Shunt capacitor as discontinuity in transmission line

capacitordelayimpedanceloadtransmission line

As in the following circuit

schematic

simulate this circuit – Schematic created using CircuitLab

suppose that an infinite transmission line (with characteristic impedance \$ Z_0 \$) ends upon a capacitor \$ C \$, then another infinite transmission line (with the same characteristic impedance \$ Z_0 \$) begins.

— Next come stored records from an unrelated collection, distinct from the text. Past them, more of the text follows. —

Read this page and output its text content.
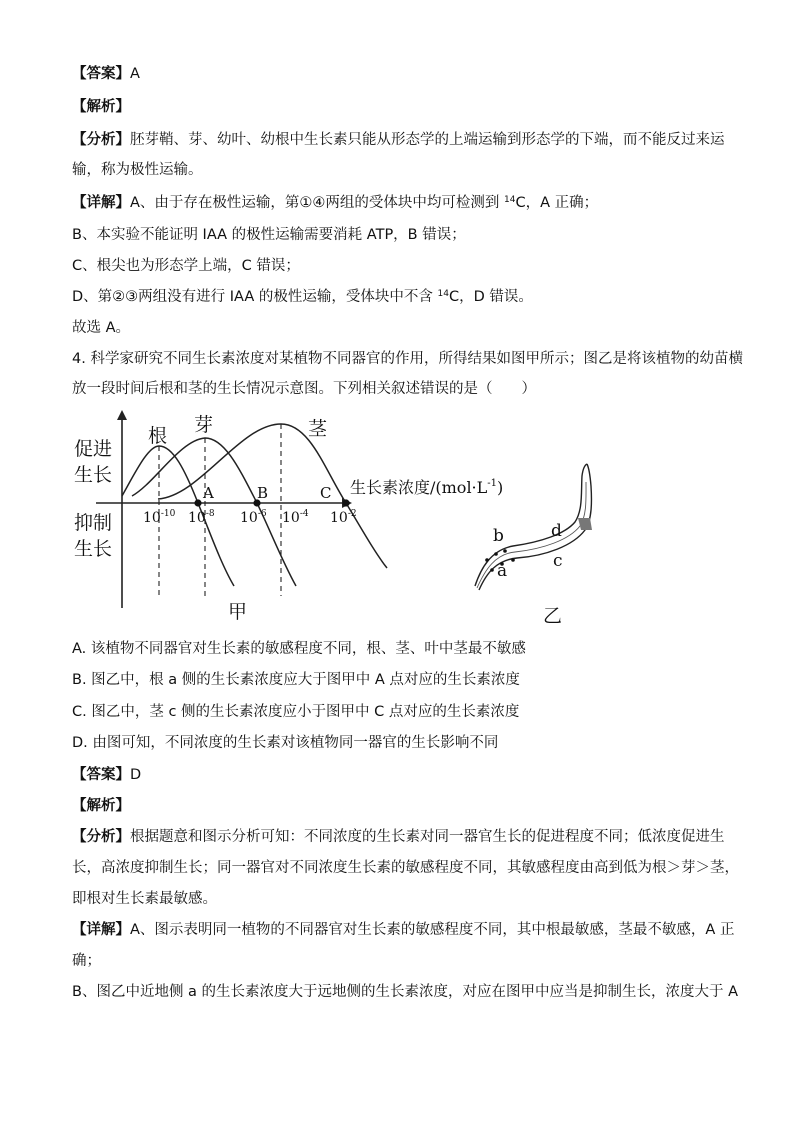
【答案】A
【解析】
【分析】胚芽鞘、芽、幼叶、幼根中生长素只能从形态学的上端运输到形态学的下端，而不能反过来运
输，称为极性运输。
【详解】A、由于存在极性运输，第①④两组的受体块中均可检测到 $^{14}$C，A 正确；
B、本实验不能证明 IAA 的极性运输需要消耗 ATP，B 错误；
C、根尖也为形态学上端，C 错误；
D、第②③两组没有进行 IAA 的极性运输，受体块中不含 $^{14}$C，D 错误。
故选 A。
4. 科学家研究不同生长素浓度对某植物不同器官的作用，所得结果如图甲所示；图乙是将该植物的幼苗横
放一段时间后根和茎的生长情况示意图。下列相关叙述错误的是（　　）
促进
生长
抑制
生长
根 芽	茎
A	B	C 生长素浓度$/(mol\cdot L^{-1})$
$10^{-10}$ $10^{-8}$ $10^{-6}$ $10^{-4}$ $10^{-2}$
甲
b
a
d
c
乙
A. 该植物不同器官对生长素的敏感程度不同，根、茎、叶中茎最不敏感
B. 图乙中，根 a 侧的生长素浓度应大于图甲中 A 点对应的生长素浓度
C. 图乙中，茎 c 侧的生长素浓度应小于图甲中 C 点对应的生长素浓度
D. 由图可知，不同浓度的生长素对该植物同一器官的生长影响不同
【答案】D
【解析】
【分析】根据题意和图示分析可知：不同浓度的生长素对同一器官生长的促进程度不同；低浓度促进生
长，高浓度抑制生长；同一器官对不同浓度生长素的敏感程度不同，其敏感程度由高到低为根＞芽＞茎，
即根对生长素最敏感。
【详解】A、图示表明同一植物的不同器官对生长素的敏感程度不同，其中根最敏感，茎最不敏感，A 正
确；
B、图乙中近地侧 a 的生长素浓度大于远地侧的生长素浓度，对应在图甲中应当是抑制生长，浓度大于 A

Suppose that a step signal of amplitude \$ V^+ \$ is going from left to right: it will charge the capacitor. The charge process can be described by the following equation

$$V_C (t) = V^+(1 – \exp{(-t/\tau_C)})$$

where \$ \tau_C = CZ_0 / 2 \$. So there is a delay before \$ V_C(t) \$ can reach the value \$ V^+ \$: this expression is exactly the same as an RC circuit.

These are all the informations I have. My considerations are the following:

The key fact in the charge of a capacitor in a normal RC circuit is the equation

$$V_g – V_C (t) = R I(t)$$

But here it can't be written, because there's not a resistance! The only constraint imposed by the transmission line is that

$$\frac{V^+}{I^+} = Z_0$$

The right line can be represented by an impedance \$ Z_0 \$ in parallel with \$ C \$ (considering that it generates no reflections): this could be the load of the left line. But I don't know how to represent the left line with the incoming \$ V^+ \$.

So, how is \$ V_C (t) = V^+(1 – \exp{(-t/\tau_c)}) \$ obtained? And why is \$ \tau_c = CZ_0 / 2 \$ and not \$ \tau_c = CZ_0 \$?

The circuit should be

schematic

simulate this circuit

but I don't know why and if a transmission line (the left one) can be represented by a Thèvenin equivalent circuit.

Best Answer

So, how is \$ V_C (t) = V^+(1 - \exp{(-t/\tau_c)}) \$ obtained?

Your schematic model is correct. The left transmission line can be modeled with a Thevenin equivalent as you showed and the right transmission line can be modeled with just a resistor equivalent to its characteristic impedance.

You seem to understand why the right-hand model works, so I'll focus on the left one.

First, why \$Z_0\$ in series? Imagine that there was actually a wave propagating from the right. Then the model of the left-side transmission line would have to look (to that wave) just like you've done for the model on the right (by superposition, you can ignore any sources on the left when working out how the circuit responds to this hypothetical signal arriving from the right). So you'd have an equivalent input impedance (looking in from the right) of \$Z_0\$. The \$Z_0\$ in your schematic represents this.

Second, why the source? Imagine there was no capacitor and you were just looking for the signals (\$V\$ and \$I\$) at an arbitrary point in an infinite transmission line. You'd be able to work out the behavior of the waveforms. To make your Thevenin equivalent, you just need to choose a voltage source that would give the same behavior. You can continue to use this same model after adding the capacitor, because the presence of the capacitor doesn't change the model of the portion of the transmission line to the left of it.

Note: you should actually have \$ V_C (t) = \frac{V^+}{2}(1 - \exp{(-t/\tau_c)}) \$

And why is \$ \tau_c = CZ_0 / 2 \$ and not \$ \tau_c = CZ_0 \$?

You have \$Z_0/2\$ instead of just \$Z_0\$ because your schematic model is correct and both "resistors" (actually equivalent circuits of transmission lines) are in parallel with the capacitor.